You probably have a cash bank account . These wont to be an honest thanks to make money. But with best-buy interest rates hovering around 1.3% lately , making money from cash savings is pretty difficult.
This is why all of my retirement savings are invested within the stock exchange . My plan is to create a portfolio of dividend stocks which will provide long-term gains and a reliable income when I’m older. Today i would like to seem at three companies I’d buy for such a portfolio.
Profit from gold
My first pick is gold digger Centamin, which owns the Sukari gold mine in Egypt. As I’ve explained before, I’m not tempted to have gold directly. But i feel Centamin features a good diary , with double-digit profit margins and a six-year history of cash-backed dividends.
Management recently fought off a tender offer from Canadian firm Endeavour Mining.
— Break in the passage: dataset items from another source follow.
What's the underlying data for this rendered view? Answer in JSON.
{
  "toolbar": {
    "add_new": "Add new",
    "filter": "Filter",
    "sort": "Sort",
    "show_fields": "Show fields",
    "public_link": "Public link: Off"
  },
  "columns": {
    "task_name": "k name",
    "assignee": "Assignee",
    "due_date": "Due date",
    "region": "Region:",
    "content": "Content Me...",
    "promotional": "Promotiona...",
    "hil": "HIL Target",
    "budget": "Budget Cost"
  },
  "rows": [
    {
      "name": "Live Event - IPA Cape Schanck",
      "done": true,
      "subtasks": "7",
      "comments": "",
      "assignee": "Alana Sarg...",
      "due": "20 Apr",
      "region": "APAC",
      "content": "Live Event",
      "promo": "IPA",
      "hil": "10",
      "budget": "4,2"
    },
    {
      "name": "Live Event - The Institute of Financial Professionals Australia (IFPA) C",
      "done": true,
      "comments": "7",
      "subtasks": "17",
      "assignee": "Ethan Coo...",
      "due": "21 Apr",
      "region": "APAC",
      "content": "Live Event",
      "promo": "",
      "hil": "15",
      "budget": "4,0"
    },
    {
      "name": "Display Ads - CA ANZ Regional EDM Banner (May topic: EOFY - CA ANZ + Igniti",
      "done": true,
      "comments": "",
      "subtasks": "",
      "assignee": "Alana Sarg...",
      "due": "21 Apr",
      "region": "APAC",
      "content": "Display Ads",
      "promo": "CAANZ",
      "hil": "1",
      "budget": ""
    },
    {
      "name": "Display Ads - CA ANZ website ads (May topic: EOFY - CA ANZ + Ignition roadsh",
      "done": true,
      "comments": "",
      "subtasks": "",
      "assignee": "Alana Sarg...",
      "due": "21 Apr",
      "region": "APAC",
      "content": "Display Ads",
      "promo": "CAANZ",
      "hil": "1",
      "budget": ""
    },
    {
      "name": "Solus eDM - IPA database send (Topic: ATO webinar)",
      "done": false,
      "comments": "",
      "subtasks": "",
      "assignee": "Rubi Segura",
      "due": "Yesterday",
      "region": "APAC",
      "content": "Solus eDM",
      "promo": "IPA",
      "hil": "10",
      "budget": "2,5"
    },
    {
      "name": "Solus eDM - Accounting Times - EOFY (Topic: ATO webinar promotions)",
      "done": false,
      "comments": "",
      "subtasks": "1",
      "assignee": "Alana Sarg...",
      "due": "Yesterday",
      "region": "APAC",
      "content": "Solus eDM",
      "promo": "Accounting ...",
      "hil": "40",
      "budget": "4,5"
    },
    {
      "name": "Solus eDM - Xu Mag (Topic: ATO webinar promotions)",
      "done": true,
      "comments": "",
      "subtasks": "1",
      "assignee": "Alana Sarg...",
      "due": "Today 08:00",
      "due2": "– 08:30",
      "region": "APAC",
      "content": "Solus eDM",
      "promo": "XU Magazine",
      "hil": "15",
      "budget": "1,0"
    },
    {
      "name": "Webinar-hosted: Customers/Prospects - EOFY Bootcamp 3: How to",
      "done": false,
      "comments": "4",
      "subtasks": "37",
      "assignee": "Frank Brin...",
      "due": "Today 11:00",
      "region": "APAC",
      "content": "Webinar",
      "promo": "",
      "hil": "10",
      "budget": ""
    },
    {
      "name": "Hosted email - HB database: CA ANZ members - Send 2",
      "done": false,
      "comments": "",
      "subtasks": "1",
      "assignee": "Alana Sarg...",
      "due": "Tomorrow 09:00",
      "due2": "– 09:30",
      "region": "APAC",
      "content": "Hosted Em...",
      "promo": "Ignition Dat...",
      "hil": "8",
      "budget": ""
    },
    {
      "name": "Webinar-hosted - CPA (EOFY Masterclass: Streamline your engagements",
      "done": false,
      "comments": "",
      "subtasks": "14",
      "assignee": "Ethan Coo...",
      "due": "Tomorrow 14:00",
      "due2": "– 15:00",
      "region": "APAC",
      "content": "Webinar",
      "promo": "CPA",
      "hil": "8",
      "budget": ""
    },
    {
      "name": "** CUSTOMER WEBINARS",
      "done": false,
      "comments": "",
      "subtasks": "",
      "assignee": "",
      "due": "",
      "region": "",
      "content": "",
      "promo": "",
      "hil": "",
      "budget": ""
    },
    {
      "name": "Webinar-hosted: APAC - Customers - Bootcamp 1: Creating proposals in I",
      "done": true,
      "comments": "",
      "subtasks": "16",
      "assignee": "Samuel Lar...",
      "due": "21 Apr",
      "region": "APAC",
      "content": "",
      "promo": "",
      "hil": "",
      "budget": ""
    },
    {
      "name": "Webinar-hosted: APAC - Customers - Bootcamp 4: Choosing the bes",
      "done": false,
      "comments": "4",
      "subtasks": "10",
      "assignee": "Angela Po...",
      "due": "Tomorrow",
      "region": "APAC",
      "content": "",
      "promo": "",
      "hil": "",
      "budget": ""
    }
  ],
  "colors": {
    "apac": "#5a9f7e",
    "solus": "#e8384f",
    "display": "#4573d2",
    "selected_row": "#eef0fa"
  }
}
Investors have mixed views on whether Centamin should have engaged with Endeavour, but in my view, the corporate remains a beautiful investment as a standalone firm.
The board plans to declare a complete dividend of 10 US cents (approx. 7.7p) for 2019, giving the stock a yield of around 5.8%. I’d expect an identical payout in 2020. In my view, Centamin provides a beautiful thanks to gain exposure to gold, while still enjoying a reliable income. I rate CEY shares as a buy.
Car insurance firm Admiral Group (LSE: ADM) may be a well-known name. But what you'll not realise is what an impressive investment this stock has been. Admiral shares have doubled over the last six years and risen by 840% since the firm’s IPO in September 2004.
Throughout this era , shareholders have also enjoyed generous dividends. These are made possible by an unusual business model that generates a return on equity of over 50% in most years.
My colleague Rupert Hargreaves recently explained why this business is so unusually profitable. But all you actually got to know is that as a general rule, Admiral pays out most of its earnings as dividends annually.
Admiral shares currently trade on about 18 times forecast earnings and offer a dividend yield of 5.5%. Given the group’s diary , i feel that’s a good price to pay. I’d be happy to shop for the shares for a long-term investment portfolio.
This turnaround yields 5.1%
My final pick is weird . FTSE 250 retailer Dixons Carphone (LSE: DC) is that the owner of Currys PC World. But the group has faced problems over the last few years, mostly concerning its Carphone Warehouse mobile business.
With sales of quite £10bn annually , i think Dixons Carphone is robust enough to survive the threat from online-only retailers like Amazon. Recent trading has supported this view, with sales of electricals up over Christmas, despite tough market conditions.
CEO Alex Baldock says that a replacement mobile offering is thanks to launch later this year. this is often expected to support a return to profit growth during the last half of 2020.
The market seems to be gaining confidence in Mr Baldock’s plans. The shares have gained 20% over the last six months, but still look affordable to me on 10 times 2020 forecast earnings. With a dividend yield on offer of 5.1%, I still rate Dixons Carphone as a buy.
Shadrach is a Trending Journalist. His first job was as a newsreader and journalist at an award winning magazine. He spends most of his time scouring the internet for the hottest topics to share with his readers.